In 2016, Montreal start-up Mr. Young decided to help businesses mitigate this issue. It designed a chatbot of the same name that assesses employees’ mental wellness in three steps. Mr. Young then helps employees determine what could be triggering their stress and recommends solutions from a wide range of resources.

“The entire process starts from there,” explains Edouard Ferron-Mallett, one of Mr. Young’s three co-founders. “There’s an abundance of mental health and wellness resources. The question is: Where to begin and how do we make them available to the general public?”


To meet the challenge, the Canadian start-up worked with clinical, industrial and specialized psychologists as well as researchers and numerous experts to create a knowledge supercluster. Mr. Young works like any other chatbot: it already has hundreds of answers to the questions you may be asking yourself, or that you might ask it, in its database. The AI tool takes care of the rest.

“Our chatbot may suggest that you see a psychologist or a mental-health professional, and then provide their contact information,” says Ferron-Mallett. “It may also recommend a support group, or advise you to call a helpline. Sometimes, people just need someone to talk to. It all depends on the screening results.”

If your stress is mild, the chatbot will recommend meditation exercises, a healthier lifestyle or writing in a journal. It may also refer you to Woebot, a bot designed by Stanford School of Medicine psychologists, which uses cognitive behavioural therapy to treat anxiety and depression. Mr. Young might also suggest you contact your human resources department or your organization’s health and safety representative.

“With Mr. Young, managers can gauge the mood within their teams and see what’s working and what isn’t,” says Ferron-Mallett. “Our goal is to help organizations be better employers. Our chatbot takes their structure and resources into consideration, without turning everything upside down.” [See Starting today, make your employees’ mental health a priority]
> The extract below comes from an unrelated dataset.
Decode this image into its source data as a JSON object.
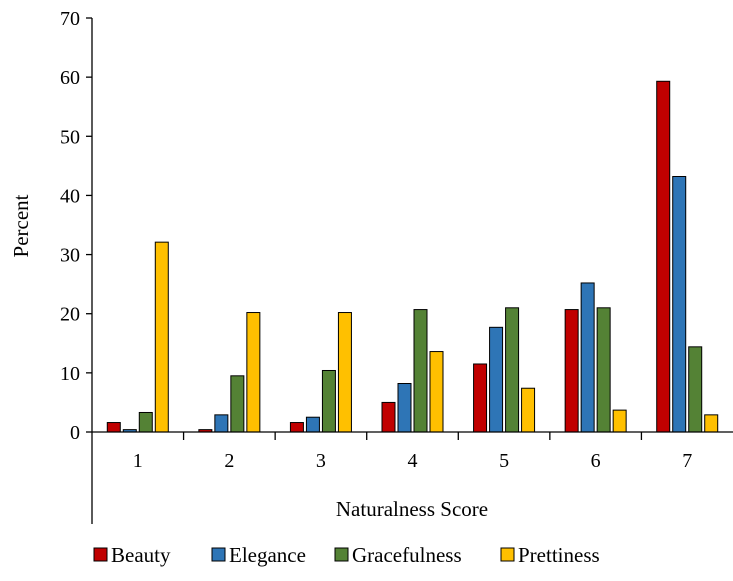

Competition is fierce in this field, but the use of chatbots to help manage stress seems to be a promising market. Tess, one of the first mental-health chatbots, now has four million paid users, whose access fees may be covered by employers. For its part, Mr. Young has a unique advantage: it’s the only chatbot of its kind that can interact in both English and French.

So how does it work?

“To start, we install a standard version for a restricted group of users, to see how to effectively integrate the chatbot into the organization,” explains Ferron-Mallett. “In particular, we want to know which platform [such as Slack or Teams] would work best. At this stage, we check what the employee assistance program includes, or if group insurance covers consultations with a psychologist, so Mr. Young can take this into account in its interactions.”

Once this is done, linguists or writers can help further customize the chatbot, to make conversations with users more consistent with the organization’s image. Management doesn’t have access to the conversations between users and the chatbot—these are confidential—but they receive an analytics dashboard on the situation. This anonymized insight lets them put measures in place, such as workshops or exercises, for sectors that need support. They can then follow up on the issue over several months to see if it persists.


According to a 2016 report by the Canadian Centre for Occupational Health and Safety, only 23 per cent of workers are open to talking to their employers about their mental health. And yet, 47 per cent of Canadians cite work as the most stressful part of their daily life, according to the Mental Health Commission of Canada.

Aside from accessing professional help through an employer’s assistance program, connecting with colleagues can also be an important aspect of destressing (See Are you guilty of masking your emotions in the workplace?). Employees can also try Great-West Life’s virtual wellness program, which includes videos to support stress reduction and deep relaxation.